Social usefulness, however, remains a sort of gravity, and subjects such as nanotechnology will inevitably carry more weight than English Literature. Moreover, digital technology is increasingly rendering a lot of the house of literature obsolete. The prevailing response to digital modernity seems to be to fortify the ivory tower: it is truly incredible how, in the digital age, resources such as Project MUSE and JSTOR remain closed to the general public, and this insistence upon inaccessibility perhaps demonstrates how the scholarly community itself provides an obstacle to an Enlightened conception of literary criticism. The house of literature needs to establish a whole new infrastructure, and in doing so, they need to abandon the very idea of a professional scholar, and accept the scale and turmoil of a wider, freer public sphere.

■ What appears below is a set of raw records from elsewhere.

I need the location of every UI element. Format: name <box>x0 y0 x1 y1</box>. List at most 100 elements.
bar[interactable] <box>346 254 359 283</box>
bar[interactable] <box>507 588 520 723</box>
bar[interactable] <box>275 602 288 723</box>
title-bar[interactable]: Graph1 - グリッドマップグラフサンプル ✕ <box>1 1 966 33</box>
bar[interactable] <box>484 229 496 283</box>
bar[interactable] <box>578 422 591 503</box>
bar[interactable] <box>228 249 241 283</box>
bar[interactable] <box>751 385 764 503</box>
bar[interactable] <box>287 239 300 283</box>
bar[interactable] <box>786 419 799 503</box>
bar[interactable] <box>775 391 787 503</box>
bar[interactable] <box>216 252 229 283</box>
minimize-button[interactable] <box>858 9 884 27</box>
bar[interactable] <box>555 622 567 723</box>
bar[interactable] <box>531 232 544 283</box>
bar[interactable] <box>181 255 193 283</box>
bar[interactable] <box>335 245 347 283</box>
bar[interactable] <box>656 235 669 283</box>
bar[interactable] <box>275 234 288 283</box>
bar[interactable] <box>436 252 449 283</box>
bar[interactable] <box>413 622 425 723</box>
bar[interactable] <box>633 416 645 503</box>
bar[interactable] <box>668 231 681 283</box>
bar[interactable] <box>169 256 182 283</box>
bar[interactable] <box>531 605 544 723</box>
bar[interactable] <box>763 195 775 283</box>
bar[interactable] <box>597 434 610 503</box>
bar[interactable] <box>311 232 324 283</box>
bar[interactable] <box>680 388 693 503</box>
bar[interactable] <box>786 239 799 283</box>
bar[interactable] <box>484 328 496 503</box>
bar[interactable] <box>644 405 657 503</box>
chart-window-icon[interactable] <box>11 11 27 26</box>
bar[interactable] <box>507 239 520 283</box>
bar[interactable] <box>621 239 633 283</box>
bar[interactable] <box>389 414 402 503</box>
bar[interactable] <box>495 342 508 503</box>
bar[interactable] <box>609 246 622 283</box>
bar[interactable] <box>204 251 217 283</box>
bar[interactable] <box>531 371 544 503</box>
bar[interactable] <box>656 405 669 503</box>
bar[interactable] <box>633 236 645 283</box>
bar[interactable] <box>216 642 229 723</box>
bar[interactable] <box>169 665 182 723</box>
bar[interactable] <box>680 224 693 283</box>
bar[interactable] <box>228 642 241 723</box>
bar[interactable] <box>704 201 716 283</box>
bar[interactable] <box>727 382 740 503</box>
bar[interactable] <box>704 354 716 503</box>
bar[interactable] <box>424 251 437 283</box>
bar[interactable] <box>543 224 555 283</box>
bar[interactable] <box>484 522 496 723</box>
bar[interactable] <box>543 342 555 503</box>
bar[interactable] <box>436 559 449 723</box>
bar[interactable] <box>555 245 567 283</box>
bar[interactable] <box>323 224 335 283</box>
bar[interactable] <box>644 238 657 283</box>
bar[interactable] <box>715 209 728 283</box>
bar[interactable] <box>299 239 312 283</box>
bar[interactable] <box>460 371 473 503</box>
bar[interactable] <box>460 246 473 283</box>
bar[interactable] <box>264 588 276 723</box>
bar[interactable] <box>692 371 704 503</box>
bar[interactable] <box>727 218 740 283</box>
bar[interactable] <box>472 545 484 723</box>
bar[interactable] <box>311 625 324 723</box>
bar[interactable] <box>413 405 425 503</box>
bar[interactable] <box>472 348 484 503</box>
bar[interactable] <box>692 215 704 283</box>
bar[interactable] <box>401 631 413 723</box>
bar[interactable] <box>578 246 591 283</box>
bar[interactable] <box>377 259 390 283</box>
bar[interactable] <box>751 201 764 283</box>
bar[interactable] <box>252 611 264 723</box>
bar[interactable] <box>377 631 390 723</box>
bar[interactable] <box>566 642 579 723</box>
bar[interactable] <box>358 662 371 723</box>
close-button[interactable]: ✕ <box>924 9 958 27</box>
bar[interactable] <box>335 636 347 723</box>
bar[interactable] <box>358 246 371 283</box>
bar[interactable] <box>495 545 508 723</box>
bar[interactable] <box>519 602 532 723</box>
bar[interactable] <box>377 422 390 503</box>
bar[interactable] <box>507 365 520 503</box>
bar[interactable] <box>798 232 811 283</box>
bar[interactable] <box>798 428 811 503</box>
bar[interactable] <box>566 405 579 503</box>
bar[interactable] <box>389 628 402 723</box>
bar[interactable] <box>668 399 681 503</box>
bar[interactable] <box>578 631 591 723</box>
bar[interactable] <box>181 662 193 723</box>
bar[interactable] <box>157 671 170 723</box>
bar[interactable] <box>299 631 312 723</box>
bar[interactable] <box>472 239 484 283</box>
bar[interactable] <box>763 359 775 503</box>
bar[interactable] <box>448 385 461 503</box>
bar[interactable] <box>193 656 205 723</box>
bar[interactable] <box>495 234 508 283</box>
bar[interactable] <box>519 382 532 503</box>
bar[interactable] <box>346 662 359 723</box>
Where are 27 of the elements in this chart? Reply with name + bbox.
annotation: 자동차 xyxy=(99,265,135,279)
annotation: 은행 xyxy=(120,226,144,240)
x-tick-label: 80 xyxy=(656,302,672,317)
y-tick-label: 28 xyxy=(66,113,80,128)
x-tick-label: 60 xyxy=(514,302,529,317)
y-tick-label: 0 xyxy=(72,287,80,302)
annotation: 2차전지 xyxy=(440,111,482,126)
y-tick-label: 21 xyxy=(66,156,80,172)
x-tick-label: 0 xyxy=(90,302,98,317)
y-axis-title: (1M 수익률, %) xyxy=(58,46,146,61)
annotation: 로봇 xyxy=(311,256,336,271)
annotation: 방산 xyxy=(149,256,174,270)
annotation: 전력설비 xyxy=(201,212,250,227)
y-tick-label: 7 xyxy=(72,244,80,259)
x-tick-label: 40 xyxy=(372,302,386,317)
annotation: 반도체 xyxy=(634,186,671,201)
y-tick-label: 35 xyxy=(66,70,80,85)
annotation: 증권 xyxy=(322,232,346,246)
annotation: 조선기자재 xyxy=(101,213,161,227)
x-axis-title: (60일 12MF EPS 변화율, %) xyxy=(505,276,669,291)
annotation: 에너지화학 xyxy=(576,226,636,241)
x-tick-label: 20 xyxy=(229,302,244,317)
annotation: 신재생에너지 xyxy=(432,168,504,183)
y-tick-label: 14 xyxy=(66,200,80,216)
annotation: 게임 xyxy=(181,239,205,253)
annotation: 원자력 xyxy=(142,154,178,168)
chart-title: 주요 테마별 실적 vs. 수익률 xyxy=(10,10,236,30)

For example, my study of Heman Melville’s Benito Cereno has, at the time of writing, been read about 120 times. Students around the planet type “Benito Cereno” into Google and, if they are lucky, they will eventually arrive at my website, although one imagines that more often than not they do not. Perhaps future manifestations of Google will work in my favour, but for the moment my study needs to be good enough to excite readers and generate links. Were my study published in the PMLA (come on, guys!), it would probably receive a hundred times more readers, but my study is concise, journalistic, it is designed to be read from a computer screen, it uses links rather than footnotes, and there is no need to wade through thirty pages of grandly-inconsequential PMLA prose. Although there are horrendous mountains ahead, I would like to address a wider and more general readership than that which accesses the PMLA. The hi-fiving and bitch-slapping of scholarly peer review presently takes place within journals such as the PMLA, although online forums would assist and advance these debates far better.
It is paradoxical that a useful role for English Literature will emerge only from forsaking any pretence at the subject’s social usefulness, or rather, the fallacy that it produces significant quantities of knowledge which can be bought and sold. We need a new digital house of literature, which inspires people to read books and to consider their relevance to citizenship, their insights into our past and future. One suspects that these advances will be simply determined by the technology, although they entail real worldly power struggles. The answer to the question “Why should we study English Literature?” remains compellingly straightforward – to be Enlightened! – but questions about how and where literature is studied demand some serious thought.